Feeling strangely enticed, I pursued the animals into the woods. The deer bounded off at breakneck speed. Page barked at me to follow and I picked up the pace, walking briskly to the spots he would stop at so I could catch up. The path wound in and about the trees; the deer would appear out of nowhere at times, like magic, sometimes right next to me, other times in the distance. And then, just as swiftly as it would materialize, it would disappear, as if it'd been obliterated from my memory. For a brief moment I wondered why dream characters often pulled this stunt...perhaps there was some grand scheme going on in one's subconscious, a system or methodology that for some reason also sent you back to college butt-naked, late for an exam you didn't study for, or to the supermarket where, if you were lucky, you might find yourself playing hide-the-salami with the cute cashier in the produce aisle. Some things we simply didn't have answers for. This was one of them.
Page and the deer pressed on. I followed them, never once straying from the path. Everything felt so damn real. I could feel the brambling woodland beneath my boots: the sticks, the roots, the soil. The night wind was cool against my bare legs and arms. At one point my forehead found a low-lying pine branch; the needles pricked painfully against my skin.

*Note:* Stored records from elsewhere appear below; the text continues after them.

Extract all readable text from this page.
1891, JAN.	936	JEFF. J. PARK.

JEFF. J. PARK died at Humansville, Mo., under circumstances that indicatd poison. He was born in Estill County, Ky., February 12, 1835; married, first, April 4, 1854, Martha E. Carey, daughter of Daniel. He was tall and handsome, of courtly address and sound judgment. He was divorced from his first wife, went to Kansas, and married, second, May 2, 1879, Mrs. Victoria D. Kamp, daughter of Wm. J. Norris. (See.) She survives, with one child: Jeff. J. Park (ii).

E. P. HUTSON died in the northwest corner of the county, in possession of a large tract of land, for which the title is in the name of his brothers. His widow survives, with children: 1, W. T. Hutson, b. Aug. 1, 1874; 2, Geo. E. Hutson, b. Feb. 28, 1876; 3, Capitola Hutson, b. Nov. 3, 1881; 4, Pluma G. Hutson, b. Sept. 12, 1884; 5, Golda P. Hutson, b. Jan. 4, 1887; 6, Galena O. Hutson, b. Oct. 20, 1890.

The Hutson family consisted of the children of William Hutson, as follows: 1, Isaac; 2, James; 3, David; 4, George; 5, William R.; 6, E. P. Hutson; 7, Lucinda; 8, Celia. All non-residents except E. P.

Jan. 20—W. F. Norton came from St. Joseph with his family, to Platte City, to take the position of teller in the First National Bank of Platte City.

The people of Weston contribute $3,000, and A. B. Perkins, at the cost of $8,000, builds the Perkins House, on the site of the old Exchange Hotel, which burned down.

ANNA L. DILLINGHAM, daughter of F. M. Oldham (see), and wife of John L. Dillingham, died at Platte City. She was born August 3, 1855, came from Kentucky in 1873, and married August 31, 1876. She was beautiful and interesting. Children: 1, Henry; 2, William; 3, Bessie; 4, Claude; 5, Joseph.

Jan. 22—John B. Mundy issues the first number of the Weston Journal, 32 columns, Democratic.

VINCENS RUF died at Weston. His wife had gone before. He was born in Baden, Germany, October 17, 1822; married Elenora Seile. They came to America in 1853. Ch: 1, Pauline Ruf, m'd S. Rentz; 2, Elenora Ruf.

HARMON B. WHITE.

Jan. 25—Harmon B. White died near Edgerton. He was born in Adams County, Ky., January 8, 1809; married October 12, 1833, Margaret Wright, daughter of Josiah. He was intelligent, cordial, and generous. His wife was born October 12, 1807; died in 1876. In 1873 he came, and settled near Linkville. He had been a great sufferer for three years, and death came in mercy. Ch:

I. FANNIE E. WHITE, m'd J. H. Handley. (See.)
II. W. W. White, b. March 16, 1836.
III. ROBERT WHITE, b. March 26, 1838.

Despite my lucidity and sense of control, I wasn't enjoying this dream at all. I told myself that in lucid dreams you could wake up at any time if you wanted to...all you had to do was try. I tried...but found no success. And as a result found myself void of any temptation, suddenly riddled with surmounting apprehension. This dream held me in a very powerful grasp, one that would keep me here until I woke up—at which point I'd probably scoff cockily at all its incongruities. So I prayed for morning, wanting very badly to wake up—I felt no want nor desire to follow my little cocker spaniel and a zombie deer up into the circle of stones, the shrine of the Isolates. A place I didn't want to be. Dream or not.